Offsides - wha?
July 1, 2006 6:36 PM   Subscribe

FIFA-filter. The offside rule?

OK, I thought I had it for about two days. Although I think I get the purpose behind the offside rule, I'm still confused roughly half the time a World Cup ref calls it. Just what the heck is going on here?
posted by Gilbert to Sports, Hobbies, & Recreation (9 answers total)
 
Well, which half of time are you confused about?

Like most ref judgements, judging offside is an imperfect art. You need your eyes at two places at once - the timing of the player kicking the ball, and the position of hte player set to receive the ball relative to defending players. Sometimes they get it wrong.

First, for offside to be called, the player must be in an offside position - ie. with only one defender (usually the goalkeeper) between them and the goal.

Second, they have to be obtaining an advantage by being in that position - ie. about to receive the ball, or interfering with a player.

This is a fairly good explaination - read the detailed part.

The purpose of the rule, as I understand it, is to keep the game interesting. If there wasn't an offside rule, a bunch of strikers could just hang around the goal waiting for a long pass. With the offside rule, players are forced to work the ball down the field.
posted by Jimbob at 6:45 PM on July 1, 2006


The best explanation, as far as I'm concerned, is this.

The common misconception is that being offside is an offence. It's not. It's only an offence if that player's team has the ball AND the referree deems the offside player is interfering with play or an opponent or gains an advantage by being offside.

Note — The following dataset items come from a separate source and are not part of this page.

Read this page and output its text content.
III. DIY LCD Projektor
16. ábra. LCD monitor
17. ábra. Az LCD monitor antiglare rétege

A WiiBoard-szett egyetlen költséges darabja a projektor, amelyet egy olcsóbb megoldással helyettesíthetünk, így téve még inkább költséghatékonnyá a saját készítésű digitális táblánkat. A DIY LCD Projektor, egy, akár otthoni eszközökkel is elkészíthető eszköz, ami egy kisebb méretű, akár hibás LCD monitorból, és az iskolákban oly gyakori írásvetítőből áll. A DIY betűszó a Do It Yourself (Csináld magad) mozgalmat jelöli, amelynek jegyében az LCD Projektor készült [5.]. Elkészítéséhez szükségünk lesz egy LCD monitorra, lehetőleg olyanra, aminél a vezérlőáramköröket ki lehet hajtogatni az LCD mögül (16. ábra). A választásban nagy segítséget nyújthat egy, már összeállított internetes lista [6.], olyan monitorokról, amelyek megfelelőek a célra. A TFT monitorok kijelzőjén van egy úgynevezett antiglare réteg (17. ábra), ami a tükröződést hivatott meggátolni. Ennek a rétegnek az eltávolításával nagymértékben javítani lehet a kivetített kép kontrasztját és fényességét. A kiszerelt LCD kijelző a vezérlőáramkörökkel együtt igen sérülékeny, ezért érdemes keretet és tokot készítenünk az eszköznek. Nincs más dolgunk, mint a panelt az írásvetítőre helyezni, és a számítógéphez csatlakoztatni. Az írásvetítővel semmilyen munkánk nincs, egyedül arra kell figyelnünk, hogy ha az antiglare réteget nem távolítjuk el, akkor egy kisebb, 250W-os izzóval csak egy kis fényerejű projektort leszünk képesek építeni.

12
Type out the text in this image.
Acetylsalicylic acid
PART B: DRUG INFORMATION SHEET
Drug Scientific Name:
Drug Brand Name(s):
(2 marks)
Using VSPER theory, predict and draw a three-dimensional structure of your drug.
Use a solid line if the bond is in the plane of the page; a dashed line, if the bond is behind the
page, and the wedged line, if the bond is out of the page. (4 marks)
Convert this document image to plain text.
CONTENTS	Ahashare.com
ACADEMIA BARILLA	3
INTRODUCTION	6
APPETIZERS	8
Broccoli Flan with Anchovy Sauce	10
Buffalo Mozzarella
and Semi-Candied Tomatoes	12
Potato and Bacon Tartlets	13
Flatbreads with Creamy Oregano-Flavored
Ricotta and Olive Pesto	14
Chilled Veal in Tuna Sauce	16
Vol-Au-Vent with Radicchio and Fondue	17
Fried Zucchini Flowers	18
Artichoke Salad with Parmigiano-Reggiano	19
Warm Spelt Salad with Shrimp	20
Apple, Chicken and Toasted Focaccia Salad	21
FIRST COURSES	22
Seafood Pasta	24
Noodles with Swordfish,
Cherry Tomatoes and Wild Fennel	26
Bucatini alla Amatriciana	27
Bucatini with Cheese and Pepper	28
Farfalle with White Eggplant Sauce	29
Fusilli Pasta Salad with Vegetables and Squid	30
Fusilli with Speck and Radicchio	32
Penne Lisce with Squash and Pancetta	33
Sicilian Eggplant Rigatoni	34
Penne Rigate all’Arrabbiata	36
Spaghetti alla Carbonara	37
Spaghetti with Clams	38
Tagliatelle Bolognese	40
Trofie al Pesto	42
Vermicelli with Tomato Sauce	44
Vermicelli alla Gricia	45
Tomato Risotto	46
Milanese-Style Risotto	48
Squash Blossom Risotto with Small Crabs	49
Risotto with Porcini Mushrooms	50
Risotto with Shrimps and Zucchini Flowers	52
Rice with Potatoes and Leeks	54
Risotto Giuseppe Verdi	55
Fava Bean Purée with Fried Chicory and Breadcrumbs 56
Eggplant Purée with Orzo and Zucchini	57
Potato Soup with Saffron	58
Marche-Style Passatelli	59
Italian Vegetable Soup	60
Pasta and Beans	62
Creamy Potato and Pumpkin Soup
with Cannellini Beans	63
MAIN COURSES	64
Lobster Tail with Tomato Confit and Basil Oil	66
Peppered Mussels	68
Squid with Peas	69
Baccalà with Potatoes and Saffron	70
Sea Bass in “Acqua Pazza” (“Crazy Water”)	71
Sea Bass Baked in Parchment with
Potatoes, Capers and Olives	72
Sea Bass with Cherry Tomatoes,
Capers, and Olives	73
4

There's also the problem of linekeepers seeing things from odd angles that aren't really true.
posted by wackybrit at 6:45 PM on July 1, 2006


Another thing to remember is that the offsides rule is applicable anywhere on the field. If you pass it to someone beind the other team's next-to-last player while you're inside the penalty box, he's still offsides -- it's not like hockey, where you can position yourself anywhere in the offensive zone.
posted by danb at 7:54 PM on July 1, 2006


I'd been wondering about this. Can someone explain the difference between these two cases listed in the rules?

"he is level with the second last opponent"
"he is level with the last two opponents"

Huh?
posted by intermod at 8:56 PM on July 1, 2006


intermod: Those two cases are just specifying that there doesn't have to be someone between him (the attacker) and the goal so long as there are two players level with him. You could rephrase the two sentences as 'there are two defenders level with or ahead of the attacking player'.
posted by jacalata at 9:03 PM on July 1, 2006


Remember that normally one of those two opponents is the goalkeeper, assuming that he is generally the closest to the goal.

So in most situations, to be able to "see" an offside for yourself you just have to look for where the last "normal" defender (i.e, in most cases you can assume the second is in nets) was when the ball was passed and where the attacker was. If the attacker is closer to the goal than the defender, then it's usually offside. Even or further away from the goal - when the pass was kicked - and it's not offside.
posted by mikel at 9:48 PM on July 1, 2006


In the Brazil-France game, I believe France's goal was from an offside position and shouldn't have counted.
posted by semmi at 11:47 PM on July 1, 2006


If you're talking about the slightly earlier goal by Henry, yes it was called offside. But he was onside for the Zidane free kick - the goal that counted.

In the first one, he was onside on the initial pass, but it bounced off a teammates head. At that point Henry was offside. So, that makes for a good example.
posted by vacapinta at 12:12 AM on July 2, 2006


Another thing to remember is that the offsides rule is applicable anywhere on the field.

Minor correction: You can't be offside in your own half.